Association Analysis


 The typical question behind Association Analysis or often also called Basket Analysis is:Which products are bought together? This question is important as based on the result different measures can be taken: You could place those products together, increase the price of one of the products and lower the price of the other one, advertice only one of them or create combo offers.

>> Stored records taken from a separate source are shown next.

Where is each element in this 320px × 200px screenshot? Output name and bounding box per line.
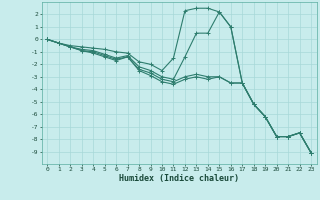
- X-axis label: Humidex (Indice chaleur): Humidex (Indice chaleur): [119, 174, 239, 183]
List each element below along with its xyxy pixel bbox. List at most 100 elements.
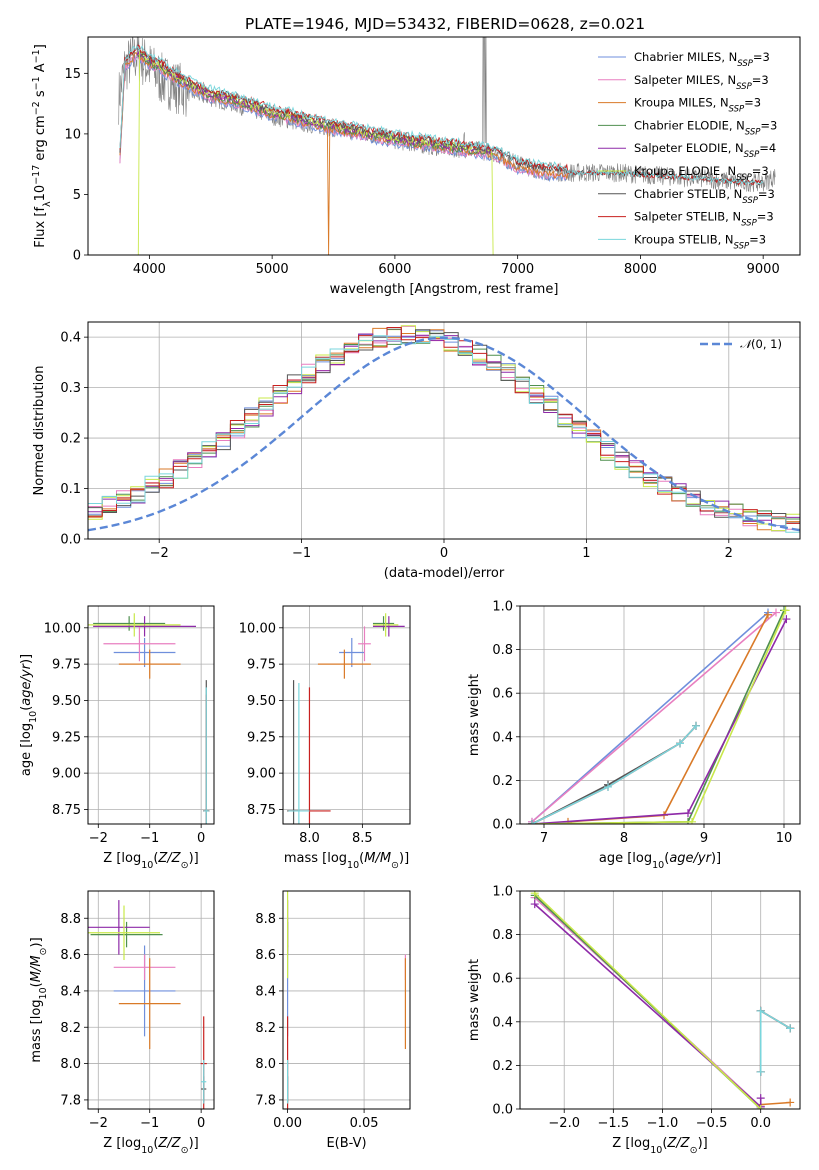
label-part: (: [153, 851, 158, 866]
y-tick-label: 0.2: [492, 1059, 513, 1074]
normal-legend-label: 𝒩(0, 1): [740, 337, 782, 351]
axes-frame: [282, 890, 411, 1110]
legend-nssp: =4: [759, 141, 776, 155]
label-part: )]: [189, 851, 199, 866]
axes-frame: [87, 605, 215, 825]
weight-marker-kroupa_stelib: [756, 1006, 765, 1015]
legend-text: Salpeter STELIB, N: [634, 210, 741, 224]
x-tick-label: −2: [150, 546, 169, 561]
legend-label-kroupa_miles: Kroupa MILES, NSSP=3: [634, 96, 761, 115]
weight-marker-kroupa_stelib: [756, 1067, 765, 1076]
y-tick-label: 0.6: [492, 687, 513, 702]
x-axis-label: wavelength [Angstrom, rest frame]: [330, 282, 559, 297]
x-tick-label: 7000: [501, 262, 534, 277]
weight-series-kroupa_stelib: [756, 1006, 795, 1076]
weight-marker-salpeter_elodie: [782, 615, 791, 624]
axes-frame: [87, 321, 801, 540]
label-part: )]: [29, 937, 44, 947]
x-tick-label: 1: [582, 546, 590, 561]
y-tick-label: 15: [64, 67, 81, 82]
y-tick-label: 9.25: [247, 730, 276, 745]
legend-nssp: =3: [752, 164, 769, 178]
label-part: M/M: [29, 955, 44, 982]
y-tick-label: 1.0: [492, 600, 513, 615]
plot-area: [118, 37, 776, 255]
panel-mass_vs_Z: −2 −1 07.88.08.28.48.68.8Z [log10(Z/Z⊙)]ma…: [29, 890, 215, 1156]
x-tick-label: 9000: [747, 262, 780, 277]
label-part: s: [33, 90, 48, 101]
y-tick-label: 0.4: [492, 1015, 513, 1030]
x-tick-label: −2: [89, 831, 108, 846]
label-part: )]: [19, 654, 34, 664]
legend-nssp: =3: [757, 210, 774, 224]
legend-label-salpeter_elodie: Salpeter ELODIE, NSSP=4: [634, 141, 776, 160]
weight-marker-kroupa_elodie: [688, 817, 696, 824]
legend-nssp: =3: [752, 73, 769, 87]
label-part: age/yr: [19, 662, 34, 705]
label-part: (0, 1): [751, 337, 782, 351]
label-part: mass weight: [467, 674, 482, 756]
weight-marker-kroupa_elodie: [781, 606, 790, 615]
legend-label-kroupa_stelib: Kroupa STELIB, NSSP=3: [634, 232, 766, 251]
errorbar-kroupa_miles: [118, 649, 181, 679]
legend-subscript: SSP: [744, 150, 760, 160]
label-part: (: [29, 982, 44, 987]
label-part: 10: [28, 711, 39, 723]
errorbar-kroupa_stelib: [203, 687, 209, 824]
label-part: (: [19, 706, 34, 711]
label-part: 10: [652, 860, 664, 871]
errorbar-kroupa_miles: [317, 649, 371, 679]
weight-marker-salpeter_miles: [772, 608, 780, 617]
label-part: A: [33, 63, 48, 76]
label-part: )]: [399, 851, 409, 866]
plot-area: [530, 891, 795, 1109]
errorbar-salpeter_miles: [103, 626, 176, 662]
legend-nssp: =3: [744, 96, 761, 110]
legend-subscript: SSP: [741, 219, 757, 229]
label-part: Z/Z: [157, 1136, 181, 1151]
y-tick-label: 7.8: [255, 1093, 276, 1108]
errorbar-kroupa_elodie: [88, 905, 160, 961]
errorbar-salpeter_elodie: [372, 616, 405, 637]
label-part: E(B-V): [326, 1136, 366, 1151]
y-axis-label: mass [log10(M/M⊙)]: [29, 937, 49, 1062]
legend-label-chabrier_elodie: Chabrier ELODIE, NSSP=3: [634, 118, 777, 137]
y-axis-label: Normed distribution: [32, 366, 47, 496]
label-part: ⊙: [690, 1145, 698, 1156]
y-tick-label: 8.2: [60, 1021, 81, 1036]
label-part: ]: [33, 44, 48, 49]
legend-text: Kroupa STELIB, N: [634, 232, 734, 246]
legend-nssp: =3: [753, 50, 770, 64]
residual-histogram-chabrier_stelib: [88, 328, 800, 524]
y-tick-label: 8.4: [60, 984, 81, 999]
legend-nssp: =3: [749, 232, 766, 246]
legend-text: Kroupa MILES, N: [634, 96, 729, 110]
errorbar-kroupa_stelib: [201, 1059, 207, 1104]
y-axis-label: Flux [fλ10−17 erg cm−2 s−1 A−1]: [31, 44, 53, 248]
y-tick-label: 8.75: [52, 803, 81, 818]
y-tick-label: 0.2: [492, 774, 513, 789]
y-tick-label: 8.0: [60, 1057, 81, 1072]
x-axis-label: Z [log10(Z/Z⊙)]: [612, 1136, 707, 1156]
y-tick-label: 1.0: [492, 885, 513, 900]
label-part: −1: [31, 49, 42, 63]
errorbar-chabrier_elodie: [372, 616, 395, 631]
label-part: Z [log: [103, 1136, 141, 1151]
y-axis-label: mass weight: [467, 674, 482, 756]
legend-label-salpeter_miles: Salpeter MILES, NSSP=3: [634, 73, 769, 92]
x-tick-label: 8: [620, 831, 628, 846]
errorbar-kroupa_elodie: [88, 613, 181, 637]
y-tick-label: 8.6: [60, 948, 81, 963]
label-part: ⊙: [181, 860, 189, 871]
errorbar-kroupa_elodie: [372, 613, 399, 637]
legend-subscript: SSP: [736, 173, 752, 183]
label-part: Z/Z: [666, 1136, 690, 1151]
label-part: λ: [42, 201, 53, 207]
x-tick-label: 8000: [624, 262, 657, 277]
legend-text: Salpeter ELODIE, N: [634, 141, 744, 155]
label-part: (: [664, 851, 669, 866]
normal-distribution-curve: [88, 336, 800, 532]
y-axis-label: age [log10(age/yr)]: [19, 654, 39, 776]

To find out about depending products, create rules R like

R: If product A is bought, then also product B is bought

Here parameters A is called Antecedents and B is called Concequent. To determine the importance of such a rule, three statisical key figures are defined:

$SUPPORT(R) := \frac{\text{number of baskets the support the rule}}{\text{number of overall baskets}}$

$CONFIDENCE(A, B) := \frac{\text{number of baskets that support the rule}}{\text{nof of baskets that contain B}}$

In lots of examples, both of the these key figures can be high, but the result is not a very useful rule (e.g. in case product A is bought by 95% of the customer). Therefore the lift, or also called improvement is introduced:
$$LIFT(A,B) := \frac{CONFIDENCE(A, B)}{SUPPORT(A)}$$
Meanwhile the support and the lift are symmetric respect A and B, the confidence is not.

Now the lift decides, if our rule is valid:


If the lift is < 1, the rule does not describe an association. For a lift of 1 the antecedents and concequents are independent of each other, and a lift > 1 describe to which degree the products depend on each other.


A typical example for an association algorithm is the so called APRIORI algorithm which creates rules for all possible subsets having a minimal support. The big advantage of it is that it produces clear, easily understandable results, which can be directly used, however the performance grows exponentially with the set of products, also very rare data is not included into the analysis.